Fungi-Based Façade Could Slash Cooling Energy Use in Buildings by Half

Too long to read? Go for the highlights below.

• Researchers have reimagined the traditional South Asian jaali screen using mycelium-based composites, creating a bio-based façade system called the bio-jaali.

• Dynamic building energy simulations for New Delhi show the bio-jaali can reduce peak indoor temperatures by up to 14.8°C and cut annual cooling energy demand by more than 50%.

• The material absorbs up to 17.2% of its weight in moisture while remaining dimensionally stable, enabling passive evaporative cooling without mechanical intervention.

An Ancient Architectural Idea, Reconsidered in Biological Terms

South Asian cities have long grappled with heat. For centuries, builders responded with the jaali—an ornately perforated stone or timber screen that shades interiors, channels airflow, and reduces the felt temperature of a room without consuming a watt of electricity. It is a quietly elegant solution that predates air conditioning by millennia.

Today, those cities face a problem of a different scale. New Delhi, like many South Asian megacities, has recorded a 60% increase in so-called "danger-level" heat-stress hours over the 28 years to 2019, according to climate data analysed in a new study published in Energy and Buildings. Meanwhile, the reflexive response, installing more air conditioning,accelerates the very emissions driving the heat. It is a feedback loop that is difficult to break with conventional materials.

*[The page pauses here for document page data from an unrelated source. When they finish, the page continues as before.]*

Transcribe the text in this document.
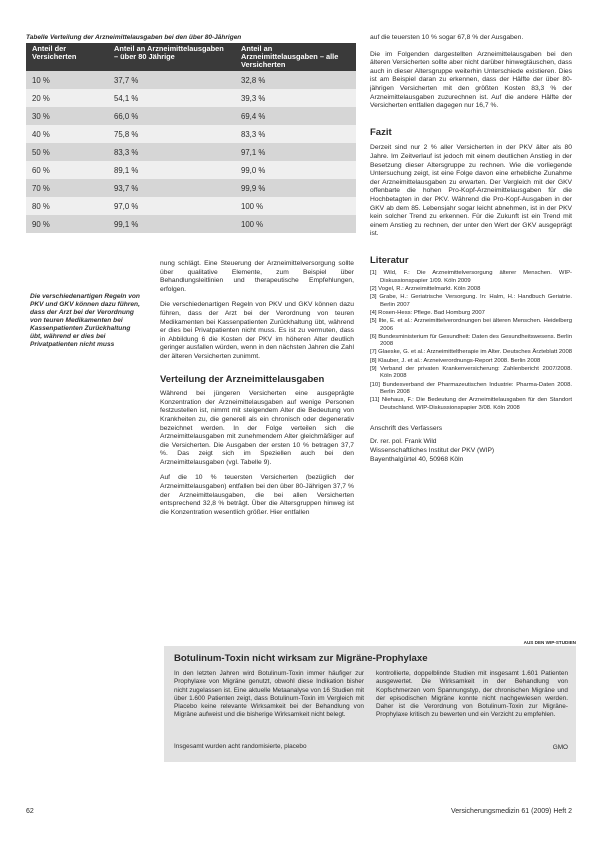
Tabelle Verteilung der Arzneimittelausgaben bei den über 80-Jährigen
Anteil der Versicherten	Anteil an Arzneimittelausgaben – über 80 Jährige	Anteil an Arzneimittelausgaben – alle Versicherten
10 %	37,7 %	32,8 %
20 %	54,1 %	39,3 %
30 %	66,0 %	69,4 %
40 %	75,8 %	83,3 %
50 %	83,3 %	97,1 %
60 %	89,1 %	99,0 %
70 %	93,7 %	99,9 %
80 %	97,0 %	100 %
90 %	99,1 %	100 %
Die verschiedenartigen Regeln von PKV und GKV können dazu führen, dass der Arzt bei der Verordnung von teuren Medikamenten bei Kassenpatienten Zurückhaltung übt, während er dies bei Privatpatienten nicht muss

nung schlägt. Eine Steuerung der Arzneimittelversorgung sollte über qualitative Elemente, zum Beispiel über Behandlungsleitlinien und therapeutische Empfehlungen, erfolgen.

Die verschiedenartigen Regeln von PKV und GKV können dazu führen, dass der Arzt bei der Verordnung von teuren Medikamenten bei Kassenpatienten Zurückhaltung übt, während er dies bei Privatpatienten nicht muss. Es ist zu vermuten, dass in Abbildung 6 die Kosten der PKV im höheren Alter deutlich geringer ausfallen würden, wenn in den nächsten Jahren die Zahl der älteren Versicherten zunimmt.

Verteilung der Arzneimittelausgaben

Während bei jüngeren Versicherten eine ausgeprägte Konzentration der Arzneimittelausgaben auf wenige Personen festzustellen ist, nimmt mit steigendem Alter die Bedeutung von Krankheiten zu, die generell als ein chronisch oder degenerativ bezeichnet werden. In der Folge verteilen sich die Arzneimittelausgaben mit zunehmendem Alter gleichmäßiger auf die Versicherten. Die Ausgaben der ersten 10 % betragen 37,7 %. Das zeigt sich im Speziellen auch bei den Arzneimittelausgaben (vgl. Tabelle 9).

Auf die 10 % teuersten Versicherten (bezüglich der Arzneimittelausgaben) entfallen bei den über 80-Jährigen 37,7 % der Arzneimittelausgaben, die bei allen Versicherten entsprechend 32,8 % beträgt. Über die Altersgruppen hinweg ist die Konzentration wesentlich größer. Hier entfallen

auf die teuersten 10 % sogar 67,8 % der Ausgaben.

Die im Folgenden dargestellten Arzneimittelausgaben bei den älteren Versicherten sollte aber nicht darüber hinwegtäuschen, dass auch in dieser Altersgruppe weiterhin Unterschiede existieren. Dies ist am Beispiel daran zu erkennen, dass der Hälfte der über 80-jährigen Versicherten mit den größten Kosten 83,3 % der Arzneimittelausgaben zuzurechnen ist. Auf die andere Hälfte der Versicherten entfallen dagegen nur 16,7 %.

Fazit

Derzeit sind nur 2 % aller Versicherten in der PKV älter als 80 Jahre. Im Zeitverlauf ist jedoch mit einem deutlichen Anstieg in der Besetzung dieser Altersgruppe zu rechnen. Wie die vorliegende Untersuchung zeigt, ist eine Folge davon eine erhebliche Zunahme der Arzneimittelausgaben zu erwarten. Der Vergleich mit der GKV offenbarte die hohen Pro-Kopf-Arzneimittelausgaben für die Hochbetagten in der PKV. Während die Pro-Kopf-Ausgaben in der GKV ab dem 85. Lebensjahr sogar leicht abnehmen, ist in der PKV kein solcher Trend zu erkennen. Für die Zukunft ist ein Trend mit einem Anstieg zu rechnen, der unter den Wert der GKV ausgeprägt ist.

Literatur

[1] Wild, F.: Die Arzneimittelversorgung älterer Menschen. WIP-Diskussionspapier 1/09. Köln 2009

[2] Vogel, R.: Arzneimittelmarkt. Köln 2008

[3] Grabe, H.: Geriatrische Versorgung. In: Halm, H.: Handbuch Geriatrie. Berlin 2007

[4] Rosen-Hess: Pflege. Bad Homburg 2007

[5] Ilte, E. et al.: Arzneimittelverordnungen bei älteren Menschen. Heidelberg 2006

[6] Bundesministerium für Gesundheit: Daten des Gesundheitswesens. Berlin 2008

[7] Glaeske, G. et al.: Arzneimitteltherapie im Alter. Deutsches Ärzteblatt 2008

[8] Klauber, J. et al.: Arzneiverordnungs-Report 2008. Berlin 2008

[9] Verband der privaten Krankenversicherung: Zahlenbericht 2007/2008. Köln 2008

[10] Bundesverband der Pharmazeutischen Industrie: Pharma-Daten 2008. Berlin 2008

[11] Niehaus, F.: Die Bedeutung der Arzneimittelausgaben für den Standort Deutschland. WIP-Diskussionspapier 3/08. Köln 2008

Anschrift des Verfassers
Dr. rer. pol. Frank Wild
Wissenschaftliches Institut der PKV (WIP)
Bayenthalgürtel 40, 50968 Köln
AUS DEN WIP-STUDIEN
Botulinum-Toxin nicht wirksam zur Migräne-Prophylaxe
In den letzten Jahren wird Botulinum-Toxin immer häufiger zur Prophylaxe von Migräne genutzt, obwohl diese Indikation bisher nicht zugelassen ist. Eine aktuelle Metaanalyse von 16 Studien mit über 1.600 Patienten zeigt, dass Botulinum-Toxin im Vergleich mit Placebo keine relevante Wirksamkeit bei der Behandlung von Migräne aufweist und die bisherige Wirksamkeit nicht belegt.
Insgesamt wurden acht randomisierte, placebo
kontrollierte, doppelblinde Studien mit insgesamt 1.601 Patienten ausgewertet. Die Wirksamkeit in der Behandlung von Kopfschmerzen vom Spannungstyp, der chronischen Migräne und der episodischen Migräne konnte nicht nachgewiesen werden. Daher ist die Verordnung von Botulinum-Toxin zur Migräne-Prophylaxe kritisch zu bewerten und ein Verzicht zu empfehlen.
GMO
62	Versicherungsmedizin 61 (2009) Heft 2
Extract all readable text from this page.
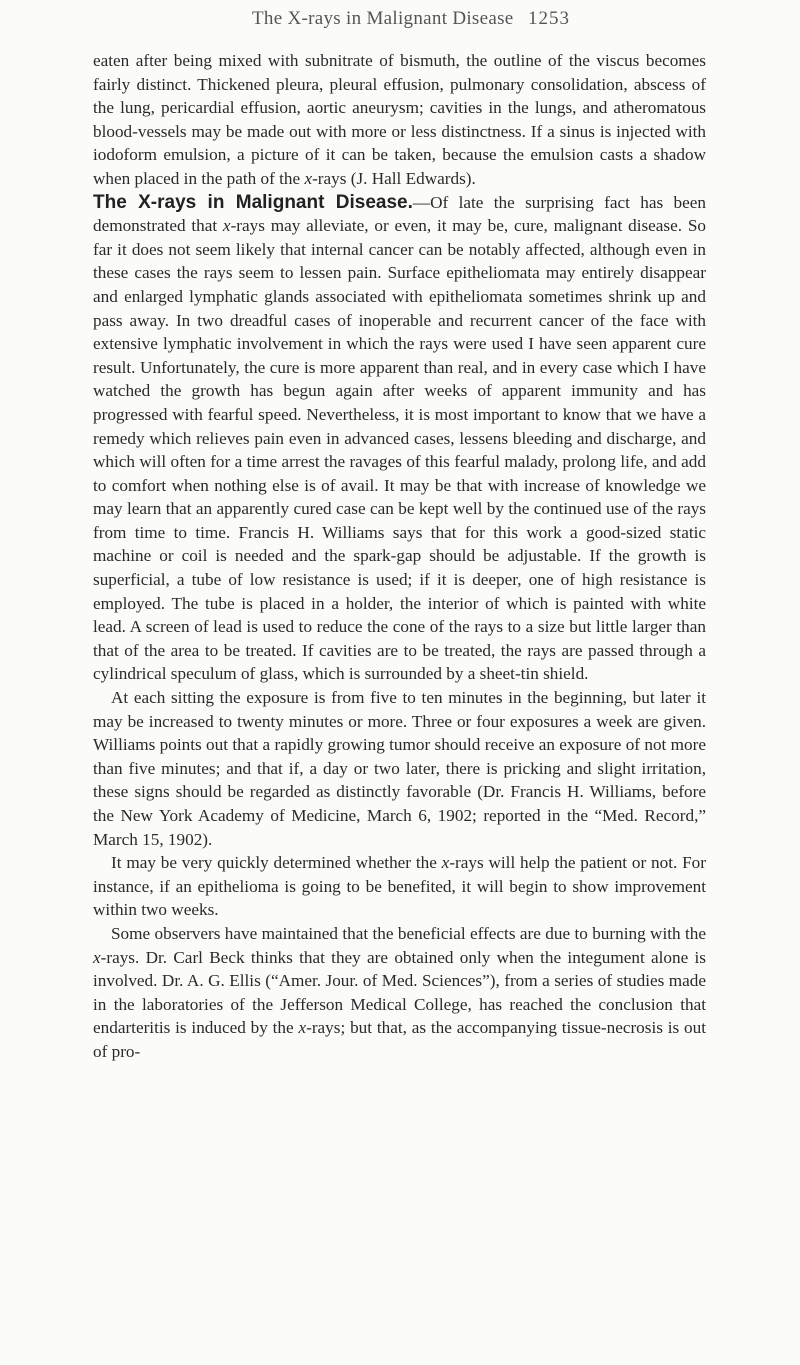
The X-rays in Malignant Disease 1253

eaten after being mixed with subnitrate of bismuth, the outline of the viscus becomes fairly distinct. Thickened pleura, pleural effusion, pulmonary consolidation, abscess of the lung, pericardial effusion, aortic aneurysm; cavities in the lungs, and atheromatous blood-vessels may be made out with more or less distinctness. If a sinus is injected with iodoform emulsion, a picture of it can be taken, because the emulsion casts a shadow when placed in the path of the x-rays (J. Hall Edwards).

The X-rays in Malignant Disease.—Of late the surprising fact has been demonstrated that x-rays may alleviate, or even, it may be, cure, malignant disease. So far it does not seem likely that internal cancer can be notably affected, although even in these cases the rays seem to lessen pain. Surface epitheliomata may entirely disappear and enlarged lymphatic glands associated with epitheliomata sometimes shrink up and pass away. In two dreadful cases of inoperable and recurrent cancer of the face with extensive lymphatic involvement in which the rays were used I have seen apparent cure result. Unfortunately, the cure is more apparent than real, and in every case which I have watched the growth has begun again after weeks of apparent immunity and has progressed with fearful speed. Nevertheless, it is most important to know that we have a remedy which relieves pain even in advanced cases, lessens bleeding and discharge, and which will often for a time arrest the ravages of this fearful malady, prolong life, and add to comfort when nothing else is of avail. It may be that with increase of knowledge we may learn that an apparently cured case can be kept well by the continued use of the rays from time to time. Francis H. Williams says that for this work a good-sized static machine or coil is needed and the spark-gap should be adjustable. If the growth is superficial, a tube of low resistance is used; if it is deeper, one of high resistance is employed. The tube is placed in a holder, the interior of which is painted with white lead. A screen of lead is used to reduce the cone of the rays to a size but little larger than that of the area to be treated. If cavities are to be treated, the rays are passed through a cylindrical speculum of glass, which is surrounded by a sheet-tin shield.

At each sitting the exposure is from five to ten minutes in the beginning, but later it may be increased to twenty minutes or more. Three or four exposures a week are given. Williams points out that a rapidly growing tumor should receive an exposure of not more than five minutes; and that if, a day or two later, there is pricking and slight irritation, these signs should be regarded as distinctly favorable (Dr. Francis H. Williams, before the New York Academy of Medicine, March 6, 1902; reported in the “Med. Record,” March 15, 1902).

It may be very quickly determined whether the x-rays will help the patient or not. For instance, if an epithelioma is going to be benefited, it will begin to show improvement within two weeks.

Some observers have maintained that the beneficial effects are due to burning with the x-rays. Dr. Carl Beck thinks that they are obtained only when the integument alone is involved. Dr. A. G. Ellis (“Amer. Jour. of Med. Sciences”), from a series of studies made in the laboratories of the Jefferson Medical College, has reached the conclusion that endarteritis is induced by the x-rays; but that, as the accompanying tissue-necrosis is out of pro-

A team of researchers at Newcastle University, led by Kumar Biswajit Debnath and colleagues including Natalia Pynirtzi, Jane Scott, Colin Davie, and Ben Bridgens, has proposed a way to break it. Their concept, called the bio-jaali, replaces traditional sandstone with mycelium-based composites (MBCs)—a material grown by cultivating fungal root networks through agricultural waste. The result is a lightweight, biodegradable panel that can be formed into the intricate geometries a jaali demands.

What Mycelium Brings to the Wall

Mycelium, the thread-like root structure of fungi, can be grown into rigid composite panels by colonising a substrate such as crop residue or sawdust. Once heat-treated to halt growth, the material becomes structurally stable. The broader potential of such mycelium-based materials for construction has attracted growing research interest, and this study adds a specific and quantifiable claim to that body of work.

The key property here is hygroscopicity, the ability to absorb and release moisture. The MBC panels tested by the Newcastle team absorbed up to 17.2% of their own weight in moisture during cyclic humidity tests, while their physical dimensions changed by less than 3%. That stability matters. A material that swells and warps under humid conditions cannot reliably serve as a façade element. The fact that MBCs passed this test suggests they are genuinely suited to the hot, seasonally humid climate of northern India.

That moisture absorption also drives evaporative cooling. As water evaporates from the panel surface, it removes heat from the surrounding air—the same principle that makes a damp cloth feel cool. In a façade application, this translates into a passive cooling effect that requires no energy input.

Simulating the Impact on a Delhi Building

To move beyond laboratory data, the team conducted dynamic building energy simulations using historical climate data for New Delhi spanning 1991 to 2019. The simulations compared a conventional glazed façade against the bio-jaali system and yielded striking results.

Replacing the standard façade with the bio-jaali reduced the annual average indoor operative temperature by 3.5°C, a 10% improvement, while peak summer indoor temperatures fell by up to 14.8°C. Annual cooling energy demand dropped by 50.4%. For a city where air conditioning load is rising sharply and grid electricity remains partially coal-dependent, that figure carries meaningful implications for both household energy bills and national carbon targets.

The researchers frame this as a contribution to what they term "bio-building physics", a nascent field in which biological materials actively regulate indoor climates rather than passively resisting heat transfer. Unlike static insulation, mycelium composites used as building envelopes can respond dynamically to ambient humidity, cycling between absorption and release as conditions change.

This approach also connects to a wider movement in sustainable architecture that treats bio-based materials not merely as lower-carbon substitutes, but as components capable of contributing actively to thermal performance.

The bio-jaali remains a proof of concept. Scaling production, ensuring consistent material quality, and weathering real-world monsoon seasons are all challenges that field deployment would need to address. But as a demonstration that vernacular design intelligence and modern biotechnology can reinforce one another, the research makes a compelling case. The jaali survived for centuries because it worked. Its biological successor may have the same advantage.